Em 2019, depois de muito esforço e trabalho tanto com a Imagine, onde realizou alguns projetos significativos, quanto como educadora, ela comprou o seu primeiro iPad para profissionalizar ainda mais o seu trabalho, melhorando a qualidade na produção e da entrega.

Mas infelizmente, essas conquistas foram pausadas em 2020, quando Bruna e sua página sofreram muitos ataques e linchamentos virtuais onde a acusaram de plágio. Mas como toda a origem de suas criações sempre foram produzidas com inspiração em alguém ou algum momento marcante, isso confortou a pedagoga em meio a tantas agressões verbais que sofreu na época.

“Meu psicológico ficou bem afetado. Foi quando eu vi que nem todo mundo está lá com você. Achei muito importante esse momento, que foi um divisor de águas e onde resgatei meu propósito, o que me salvou foi minha jornada, foi saber que eu sempre fiz feira, pintei instituição, fazia coisa de graça. Então, sabia que meu trabalho não era virtual, meu trabalho era presencial”, argumenta.

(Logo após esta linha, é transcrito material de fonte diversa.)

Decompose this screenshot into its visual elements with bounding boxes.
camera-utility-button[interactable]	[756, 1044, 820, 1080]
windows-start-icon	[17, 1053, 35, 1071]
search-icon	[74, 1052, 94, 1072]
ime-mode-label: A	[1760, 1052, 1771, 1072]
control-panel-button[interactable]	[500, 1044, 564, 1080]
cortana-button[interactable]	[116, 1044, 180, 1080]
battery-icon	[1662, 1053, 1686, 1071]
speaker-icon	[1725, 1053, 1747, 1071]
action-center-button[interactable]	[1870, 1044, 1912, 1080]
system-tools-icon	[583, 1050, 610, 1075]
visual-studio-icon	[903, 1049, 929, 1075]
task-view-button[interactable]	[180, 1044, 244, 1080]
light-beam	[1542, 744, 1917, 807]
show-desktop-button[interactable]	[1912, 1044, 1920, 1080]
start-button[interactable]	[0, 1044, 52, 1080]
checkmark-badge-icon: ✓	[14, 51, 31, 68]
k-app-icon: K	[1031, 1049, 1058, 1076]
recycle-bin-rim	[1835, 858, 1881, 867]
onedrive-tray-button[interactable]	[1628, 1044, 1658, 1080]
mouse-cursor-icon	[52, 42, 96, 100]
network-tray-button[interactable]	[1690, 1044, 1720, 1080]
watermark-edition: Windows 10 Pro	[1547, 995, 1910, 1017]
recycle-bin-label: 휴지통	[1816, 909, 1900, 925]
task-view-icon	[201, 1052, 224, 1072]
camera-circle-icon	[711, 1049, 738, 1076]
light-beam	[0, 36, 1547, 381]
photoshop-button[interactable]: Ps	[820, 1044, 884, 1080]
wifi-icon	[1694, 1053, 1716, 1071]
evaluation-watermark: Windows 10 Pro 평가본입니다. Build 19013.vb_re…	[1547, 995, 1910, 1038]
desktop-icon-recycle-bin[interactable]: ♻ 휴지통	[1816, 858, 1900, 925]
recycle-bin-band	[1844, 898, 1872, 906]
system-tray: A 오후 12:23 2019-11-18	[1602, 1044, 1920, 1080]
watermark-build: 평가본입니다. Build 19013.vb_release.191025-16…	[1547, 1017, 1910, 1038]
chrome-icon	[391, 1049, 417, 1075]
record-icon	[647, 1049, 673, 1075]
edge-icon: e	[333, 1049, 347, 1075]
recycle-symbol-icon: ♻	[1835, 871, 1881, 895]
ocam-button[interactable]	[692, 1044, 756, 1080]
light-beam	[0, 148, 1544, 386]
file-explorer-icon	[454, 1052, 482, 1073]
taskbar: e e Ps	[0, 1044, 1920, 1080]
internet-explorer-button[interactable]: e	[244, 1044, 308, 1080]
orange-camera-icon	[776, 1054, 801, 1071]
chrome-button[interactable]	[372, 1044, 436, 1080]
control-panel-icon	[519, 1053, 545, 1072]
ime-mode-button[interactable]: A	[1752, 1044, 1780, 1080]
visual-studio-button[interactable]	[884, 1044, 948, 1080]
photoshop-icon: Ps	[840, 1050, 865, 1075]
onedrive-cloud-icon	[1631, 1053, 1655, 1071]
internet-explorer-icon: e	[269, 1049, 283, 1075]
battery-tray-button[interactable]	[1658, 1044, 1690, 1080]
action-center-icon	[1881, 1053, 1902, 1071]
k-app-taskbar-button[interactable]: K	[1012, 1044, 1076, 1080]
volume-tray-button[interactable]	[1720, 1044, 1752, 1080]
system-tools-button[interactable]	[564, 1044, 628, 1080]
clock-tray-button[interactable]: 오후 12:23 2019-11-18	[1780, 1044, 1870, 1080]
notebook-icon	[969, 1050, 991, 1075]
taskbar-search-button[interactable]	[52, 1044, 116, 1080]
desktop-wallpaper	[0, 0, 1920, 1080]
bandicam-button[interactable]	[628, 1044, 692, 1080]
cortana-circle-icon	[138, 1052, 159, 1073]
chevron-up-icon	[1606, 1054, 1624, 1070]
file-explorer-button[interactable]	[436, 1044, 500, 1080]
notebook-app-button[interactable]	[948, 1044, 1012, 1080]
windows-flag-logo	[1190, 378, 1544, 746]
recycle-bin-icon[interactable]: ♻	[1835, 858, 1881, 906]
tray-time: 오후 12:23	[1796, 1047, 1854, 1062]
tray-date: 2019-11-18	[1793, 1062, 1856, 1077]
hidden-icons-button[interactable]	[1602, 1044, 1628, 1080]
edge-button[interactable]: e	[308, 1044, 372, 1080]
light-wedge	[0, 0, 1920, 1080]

Foi preciso muito discernimento e cuidado psicológico para que toda aquela trajetória não acabasse, mas Bruna se reestabeleceu, relembrou a essência da Imagine e Desenhe e continua até hoje levando sua arte para os corações da quebrada.

Com base nisso, ela estruturou ainda mais o propósito da Imagine e Desenhe, segue subindo nas redes conteúdos que representem as famílias periféricas, mas sempre reforçando que ter o contato com essas vidas e as levando para potencializar as ações é o combustível maior para que toda essa luta se evidencie cada vez mais.

“A Imagine é uma empresa registrada, bonitinho, como uma empresa, pago MEI, faço prestação de serviço e vivo hoje, há 2 anos, da minha arte, em pandemia e no Brasil. E é isso!”, conta ela, orgulhosa do seu trabalho construído com tanta dedicação.

Atualmente, Bruna Bandeira além de viver da sua arte, seja dentro ou fora das redes sociais, faz parte do grupo Mulheres do Brasil, onde apoia as meninas jovens e periféricas em seus trabalhos e projetos de vida.